Proper documentation supports eligibility, links costs to qualifying activities, and reduces risk during a CRA review. Useful documentation includes project plans, technical narratives, hypotheses, test records, design iterations, failure analyses, prototypes, time tracking, meeting notes, and cost records. The goal is to clearly demonstrate the problem investigated, the work performed, the results observed, and the advancement or knowledge gained.
Timing also matters. SR&ED claims must be filed within 18 months of the end of the tax year in which the eligible expenditures were incurred. Waiting too long makes it harder to gather evidence, document timelines, or identify qualifying costs.

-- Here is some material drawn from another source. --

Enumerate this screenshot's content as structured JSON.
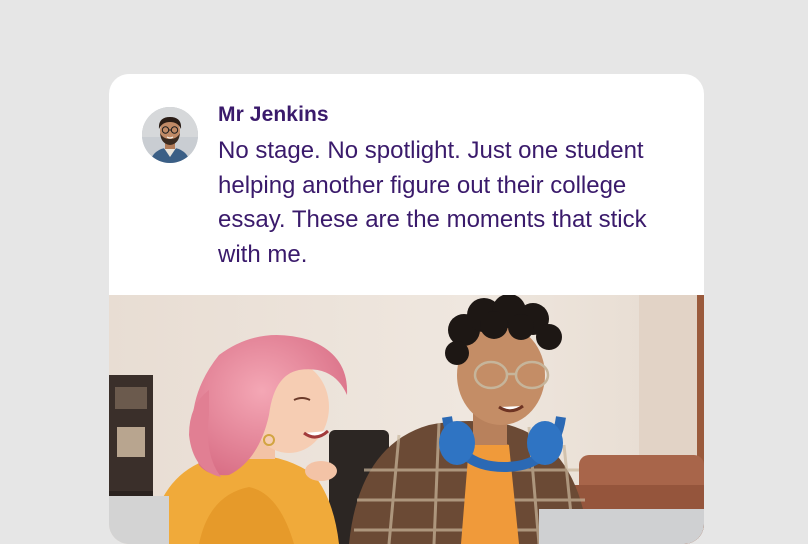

Businesses should also consider the CRA’s new Pre-Claim Approval Process. As of April 1, 2026, eligible businesses can use this optional process to confirm whether planned projects qualify for SR&ED tax incentives before incurring costs. According to the CRA, determinations are typically issued within eight weeks after completing the application in My Business Account.
The process is available to CCPCs, Canadian corporations, and Canadian partnerships in good standing with an annual gross income of under $25 million. Up to three projects can be submitted, and approvals may remain valid for up to three years.
With Bill C-15 changes in effect, now is the time to revisit your SR&ED strategy. Businesses should review capital investment plans, identify potential eligible projects, assess whether they qualify for the enhanced credit, and confirm that documentation processes are robust enough to support a claim.
Final Thoughts: Revisit Your SR&ED Claims Strategy Now
The expanded SR&ED program under Bill C-15 gives Canadian businesses a timely opportunity to capture more value from eligible R&D and capital investment.
To benefit, companies should reassess their projects, credit eligibility, documentation, and filing timelines before costs are missed or support becomes difficult to prove.
Strong records, early technical analysis, and clarity on how federal and provincial credits interact will improve claim quality and reduce CRA review risk.
For businesses developing new products, processes, software, or clean technologies, SR&ED planning under the new rules should be part of a broader tax strategy, not a year-end compliance exercise. The companies that act on Bill C-15 now will be the ones capturing the full value of the expanded program.